Aerodynamic model with generalised additive models

The dynamic behaviour of an aircraft, as well as the forces on the flight control that can be felt by pilots, can be represented using flight simulation models. These are based on mathematical formulations that are usually parameterised using wind tunnel and flight test data. Within the framework of an MSc thesis, an innovative approach was used that models aerodynamics using generalised additive models (GAMs) from flight test data.

Flight simulation models are used when training pilots, for developing and adjusting flight control systems and autopilots, and for predicting the performance and flight guidance qualities of new aircraft. Flight simulation models are based on a mathematical description of the aircraft to be simulated and are generally parameterised using measured data from wind tunnels and flight tests or computational fluid dynamics (CFD) data. This parameterisation process is extremely complex and time-consuming.

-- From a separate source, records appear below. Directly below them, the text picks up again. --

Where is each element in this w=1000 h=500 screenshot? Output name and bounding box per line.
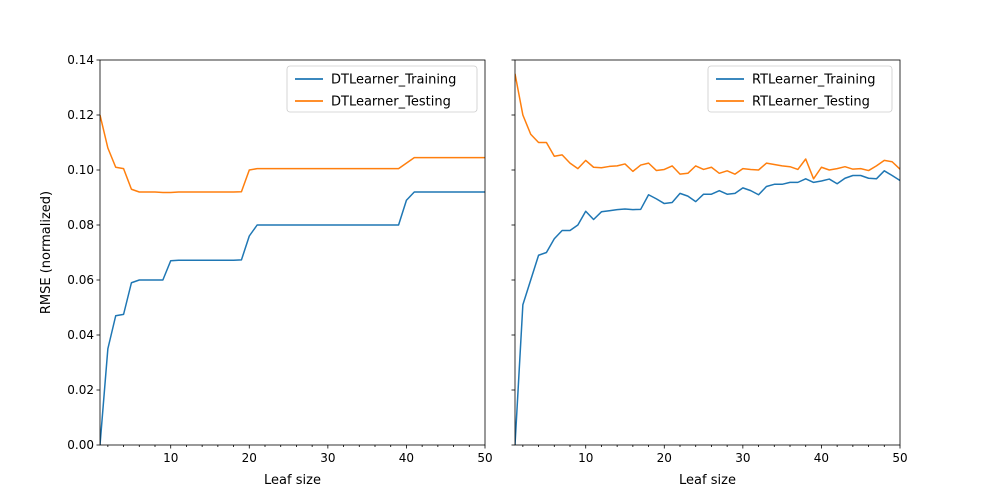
y-axis-label: RMSE (normalized) [39, 191, 54, 314]
y-tick-label: 0.06 [67, 273, 94, 287]
x-tick-label: 50 [892, 451, 907, 465]
legend-box [286, 65, 478, 113]
x-tick-label: 20 [242, 451, 257, 465]
x-tick-label: 10 [163, 451, 178, 465]
legend-label: DTLearner_Testing [331, 95, 451, 110]
y-tick-label: 0.08 [67, 218, 94, 232]
y-tick-label: 0.02 [67, 383, 94, 397]
legend: DTLearner_Training DTLearner_Testing [286, 65, 478, 113]
x-tick-label: 40 [399, 451, 414, 465]
x-axis-label: Leaf size [264, 473, 321, 488]
legend: RTLearner_Training RTLearner_Testing [707, 65, 893, 113]
legend-label: RTLearner_Testing [752, 95, 870, 110]
legend-label: RTLearner_Training [752, 73, 876, 88]
x-tick-label: 30 [735, 451, 750, 465]
y-tick-label: 0.12 [67, 108, 94, 122]
series-line-rtlearner-testing [515, 73, 900, 180]
x-tick-label: 30 [320, 451, 335, 465]
legend-label: DTLearner_Training [331, 73, 456, 88]
x-tick-label: 40 [814, 451, 829, 465]
plot-frame [514, 59, 901, 446]
x-tick-label: 50 [477, 451, 492, 465]
x-axis-label: Leaf size [679, 473, 736, 488]
y-tick-label: 0.14 [67, 53, 94, 67]
legend-box [707, 65, 893, 113]
x-tick-label: 10 [578, 451, 593, 465]
plot-frame [99, 59, 486, 446]
series-line-dtlearner-training [100, 191, 485, 445]
y-tick-label: 0.00 [67, 438, 94, 452]
y-tick-label: 0.10 [67, 163, 94, 177]
chart-left-dtlearner: 10 20 30 40 50 0.00 0.02 0.04 0.06 0.08 0.10 0.12 0.… [39, 53, 493, 488]
series-line-dtlearner-testing [100, 114, 485, 194]
series-line-rtlearner-training [515, 170, 900, 445]
y-tick-label: 0.04 [67, 328, 94, 342]
x-tick-label: 20 [657, 451, 672, 465]
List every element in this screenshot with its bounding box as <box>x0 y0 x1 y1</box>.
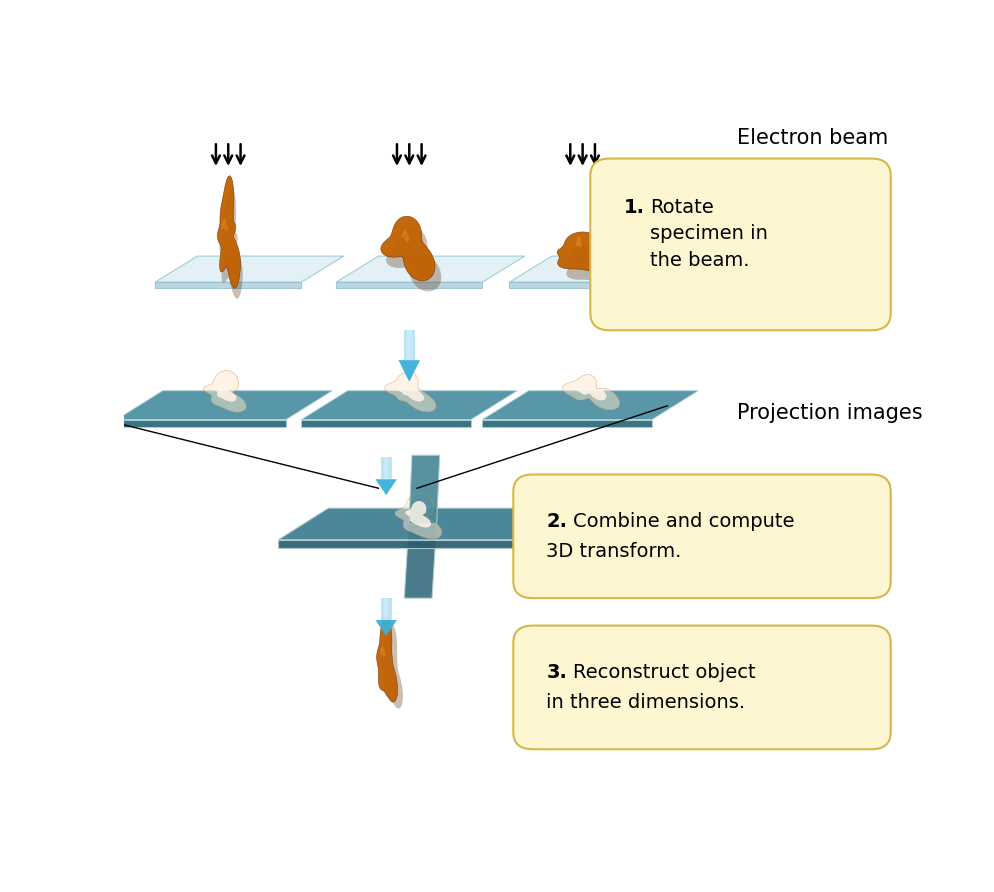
Polygon shape <box>386 227 441 292</box>
Polygon shape <box>382 624 403 708</box>
Text: 2.: 2. <box>547 512 568 531</box>
Polygon shape <box>576 236 582 247</box>
Polygon shape <box>336 256 525 282</box>
Polygon shape <box>384 599 389 620</box>
Polygon shape <box>380 647 386 657</box>
Polygon shape <box>401 229 410 242</box>
Polygon shape <box>221 219 229 231</box>
Polygon shape <box>376 479 397 495</box>
Polygon shape <box>575 380 606 401</box>
Polygon shape <box>563 375 619 410</box>
Polygon shape <box>510 256 698 282</box>
Polygon shape <box>116 419 286 427</box>
Polygon shape <box>204 370 247 412</box>
Polygon shape <box>278 540 517 548</box>
Polygon shape <box>405 524 436 599</box>
Polygon shape <box>557 232 613 272</box>
Text: Reconstruct object: Reconstruct object <box>573 663 755 681</box>
Text: Projection images: Projection images <box>737 402 922 423</box>
Text: in three dimensions.: in three dimensions. <box>547 693 746 712</box>
Text: 3.: 3. <box>547 663 568 681</box>
FancyBboxPatch shape <box>513 475 891 599</box>
Polygon shape <box>407 330 412 360</box>
Polygon shape <box>381 458 392 479</box>
Polygon shape <box>213 377 237 401</box>
Polygon shape <box>482 391 698 419</box>
FancyBboxPatch shape <box>513 625 891 749</box>
Polygon shape <box>155 256 344 282</box>
Polygon shape <box>301 419 471 427</box>
Text: 1.: 1. <box>623 198 644 217</box>
Polygon shape <box>385 372 436 412</box>
Polygon shape <box>220 187 243 299</box>
Polygon shape <box>218 176 241 288</box>
Polygon shape <box>566 243 623 283</box>
Polygon shape <box>406 501 431 527</box>
Polygon shape <box>301 391 517 419</box>
Text: Combine and compute: Combine and compute <box>573 512 794 531</box>
Polygon shape <box>395 493 442 539</box>
Text: Electron beam: Electron beam <box>737 128 888 148</box>
Polygon shape <box>482 419 652 427</box>
Polygon shape <box>510 282 656 288</box>
Polygon shape <box>336 282 482 288</box>
Polygon shape <box>116 391 332 419</box>
Polygon shape <box>376 620 397 636</box>
Polygon shape <box>409 455 439 524</box>
FancyBboxPatch shape <box>590 159 891 330</box>
Polygon shape <box>278 508 568 540</box>
Polygon shape <box>404 330 414 360</box>
Text: 3D transform.: 3D transform. <box>547 542 682 561</box>
Polygon shape <box>155 282 301 288</box>
Polygon shape <box>381 216 435 281</box>
Polygon shape <box>377 616 398 702</box>
Polygon shape <box>399 360 420 382</box>
Text: Rotate
specimen in
the beam.: Rotate specimen in the beam. <box>650 198 767 269</box>
Polygon shape <box>384 458 389 479</box>
Polygon shape <box>381 599 392 620</box>
Polygon shape <box>396 378 424 401</box>
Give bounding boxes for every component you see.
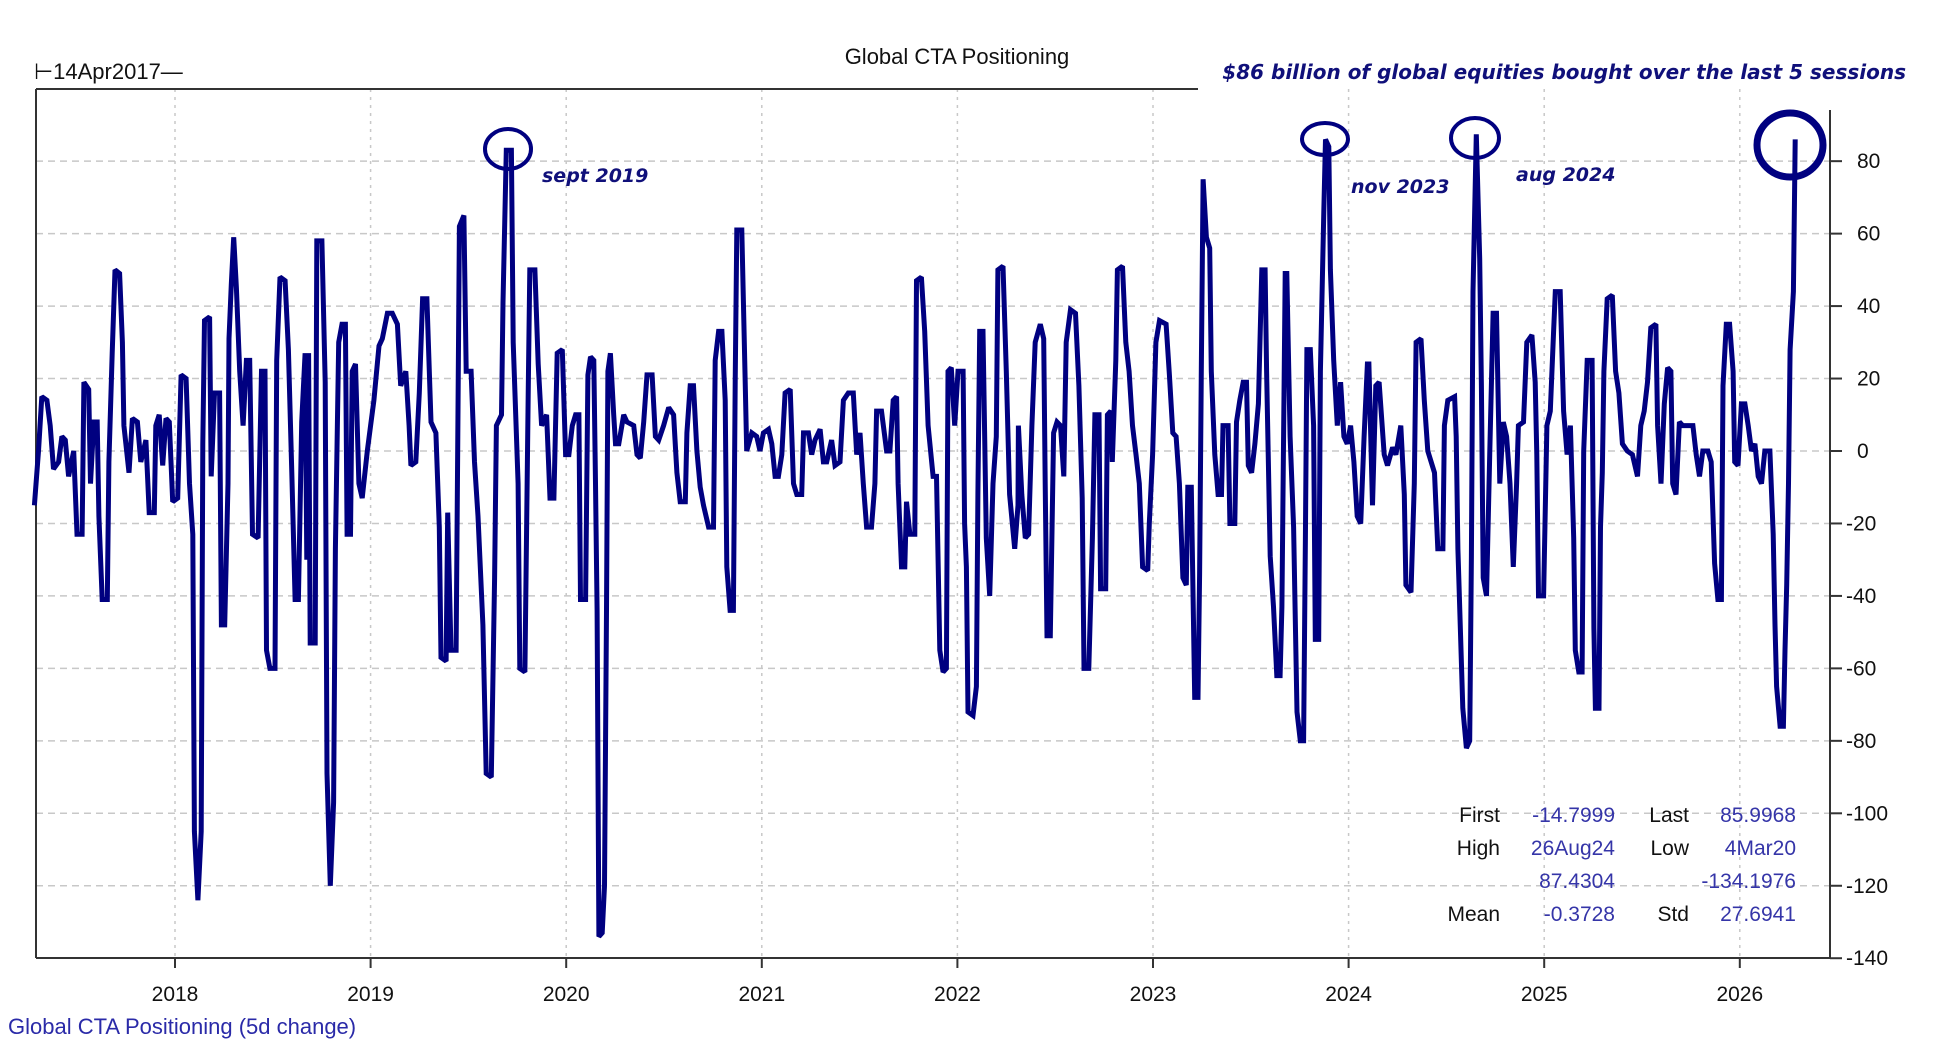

In an MSc thesis conducted at the Centre for Aviation in cooperation with the University of Zagreb, an innovative approach based on generalised additive models (GAMs) was used. GAMs allow non-linear models to be adjusted to the afore-mentioned data. This includes non-linear “smooth” functions which, in an additive model, can be adjusted to the data. 

"GAM is a fascinating field of activity and offers significant potential in the area of aerodynamic modelling."

Dr. Pierluigi Capone, Head of Flight Mechanics and Flight Control Systems team

Example: Modelling of the pitching moment coefficient

To demonstrate how GAM works, a model of the pitching moment coefficient of a two-seater general aviation aircraft was developed. The pitching moment coefficient plays a significant role in flight behaviour since it describes how the aircraft raises and lowers its “nose”. This movement depends on the elevator deflection, angle of attack and speed, among other factors.

The flight test data on which the GAM is based was collected by the ZHAW during a flight measurement survey in 2016 and comprises more than 1,000 test points.

The model developed includes the influence of the angle of attack, the thrust coefficient and the elevator deflection (see figures on the left), among other factors.

Conclusion

The MSc thesis showed that GAM provides an intuitive and simple method for the development of aerodynamic models based on flight test data. The accuracy of the GAM-based models was validated using an independent flight test data set (see figure). Here, it was confirmed that the flight simulation model corresponds well to the real behaviour of the aircraft. In addition, GAM represents a practical and intuitive tool for providing developers an overview of the data and connections.

The results of this MSc thesis were published in a scientific article entitled “Determination of model structure from flight test with generalized additive models”.